Ingredients (for 4 people):
- 250 g couscous
- 400 ml water
- 1 courgette
- 2 carrots
- 1 leek
- 1 medium potato
- 150 g cooked chickpeas
- 1 onion
- 2 cloves garlic
- 1 teaspoon turmeric
- 1 teaspoon ground cumin
- 1/2 teaspoon powdered ginger
- Extra virgin olive oil
- Salt to taste
- Black pepper to taste
- A few sprigs of fresh mint for garnish
- Optional: 4 boneless chicken thighs
Elaboration:
- Prepare the vegetables: Wash and peel the carrot, leek, courgette and potato. Cut all the vegetables into slices or cubes, whichever you prefer. Peel and finely chop the garlic cloves and onion.
- Cook the vegetables: In a large pan, heat a little olive oil over medium heat. Add the onion and garlic and sauté until golden brown. Add the carrots, leek and potato. Cook for about 5 minutes, stirring occasionally.

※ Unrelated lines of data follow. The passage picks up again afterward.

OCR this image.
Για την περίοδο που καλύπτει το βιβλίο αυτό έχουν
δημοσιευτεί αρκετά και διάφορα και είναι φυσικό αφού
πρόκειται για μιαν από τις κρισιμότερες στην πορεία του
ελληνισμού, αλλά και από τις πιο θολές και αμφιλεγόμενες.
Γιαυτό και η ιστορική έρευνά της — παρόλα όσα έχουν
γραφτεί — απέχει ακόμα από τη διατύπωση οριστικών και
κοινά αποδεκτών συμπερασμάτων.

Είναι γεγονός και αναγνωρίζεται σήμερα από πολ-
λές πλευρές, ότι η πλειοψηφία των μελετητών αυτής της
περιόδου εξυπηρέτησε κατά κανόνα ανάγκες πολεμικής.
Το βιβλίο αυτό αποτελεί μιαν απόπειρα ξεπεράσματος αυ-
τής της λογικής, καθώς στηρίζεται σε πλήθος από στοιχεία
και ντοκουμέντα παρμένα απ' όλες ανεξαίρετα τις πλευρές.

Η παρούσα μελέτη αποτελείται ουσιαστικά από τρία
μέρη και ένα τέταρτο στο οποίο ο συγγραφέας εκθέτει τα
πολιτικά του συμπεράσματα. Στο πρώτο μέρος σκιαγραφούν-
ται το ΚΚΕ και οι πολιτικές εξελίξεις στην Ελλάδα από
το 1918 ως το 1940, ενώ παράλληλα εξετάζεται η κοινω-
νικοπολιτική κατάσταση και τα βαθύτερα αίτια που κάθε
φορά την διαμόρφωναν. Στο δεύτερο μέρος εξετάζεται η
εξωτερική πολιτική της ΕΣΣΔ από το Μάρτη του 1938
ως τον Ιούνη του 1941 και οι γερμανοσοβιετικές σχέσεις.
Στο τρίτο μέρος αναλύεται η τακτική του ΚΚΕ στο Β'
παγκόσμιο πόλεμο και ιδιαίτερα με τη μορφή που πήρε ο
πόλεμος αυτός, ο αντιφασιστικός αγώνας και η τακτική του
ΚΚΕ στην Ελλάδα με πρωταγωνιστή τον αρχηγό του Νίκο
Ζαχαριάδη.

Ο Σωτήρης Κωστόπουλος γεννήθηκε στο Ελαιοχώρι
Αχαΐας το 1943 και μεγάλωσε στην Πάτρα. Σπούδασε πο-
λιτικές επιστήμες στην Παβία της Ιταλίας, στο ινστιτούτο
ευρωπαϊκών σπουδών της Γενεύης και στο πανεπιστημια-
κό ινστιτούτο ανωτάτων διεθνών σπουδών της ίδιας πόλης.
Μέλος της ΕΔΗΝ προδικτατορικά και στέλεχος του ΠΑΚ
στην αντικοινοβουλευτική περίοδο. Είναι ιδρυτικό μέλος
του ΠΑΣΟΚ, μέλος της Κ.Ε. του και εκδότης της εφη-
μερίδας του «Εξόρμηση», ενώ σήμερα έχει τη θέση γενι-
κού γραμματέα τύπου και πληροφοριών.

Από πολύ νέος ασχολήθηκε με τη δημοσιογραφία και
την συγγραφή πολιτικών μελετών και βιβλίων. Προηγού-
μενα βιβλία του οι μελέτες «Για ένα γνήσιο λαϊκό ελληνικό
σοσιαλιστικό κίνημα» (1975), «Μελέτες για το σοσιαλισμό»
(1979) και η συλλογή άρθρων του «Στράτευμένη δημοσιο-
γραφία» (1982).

- Add spices and chickpeas: Add the turmeric, cumin, ginger, salt and pepper. Stir well so that the spices permeate all the vegetables. Add the cooked chickpeas and 400 ml of water. Cook for about 15-20 minutes, or until the vegetables are tender.
- Add the chicken (optional): If you decide to add chicken thighs, add them to the casserole along with the spices and chickpeas. Cook the chicken until well done and the vegetables are tender.
- Prepare the couscous: While the vegetables (and chicken if added) are cooking, put the couscous in a large bowl and add a drizzle of olive oil and a pinch of salt. Bring 400 ml of water to the boil and pour over the couscous. Cover the bowl with a plate and leave to stand for about 5 minutes. Then separate the grains with the help of a fork to loosen the couscous.
- Serve: Serve the vegetables (and chicken if added) on the plate next to the couscous and garnish with a few sprigs of fresh coriander.
Additional advice:
- For a deeper flavour, you can add a pinch of cinnamon and a few threads of saffron to the vegetables during cooking.
- If you prefer a spicy touch, add some hot paprika or chilli.
- You can add more types of vegetables such as aubergine, red pepper or mushrooms to vary the flavour.
- If you decide to add chicken, make sure it is well cooked before serving.
Suggested presentation:
- Serve the couscous on one side of the plate and the vegetables (and chicken if added) on the other, creating a colour contrast. You can accompany this dish with a yoghurt sauce or a fresh salad for an extra touch.
Preparation time:
- 30 minutes.
Calories and nutritional data (per approximate serving):
- Calories: 250 kcal (without chicken)
- Protein: 8 g (without chicken)
- Fat: 6 g
- Carbohydrates: 40 g
- Fibre: 7 g
Dare to prepare this couscous with vegetablesA recipe that is not only delicious, but also healthy and easy to make, perfect to surprise everyone at the table with a Mediterranean touch full of flavour!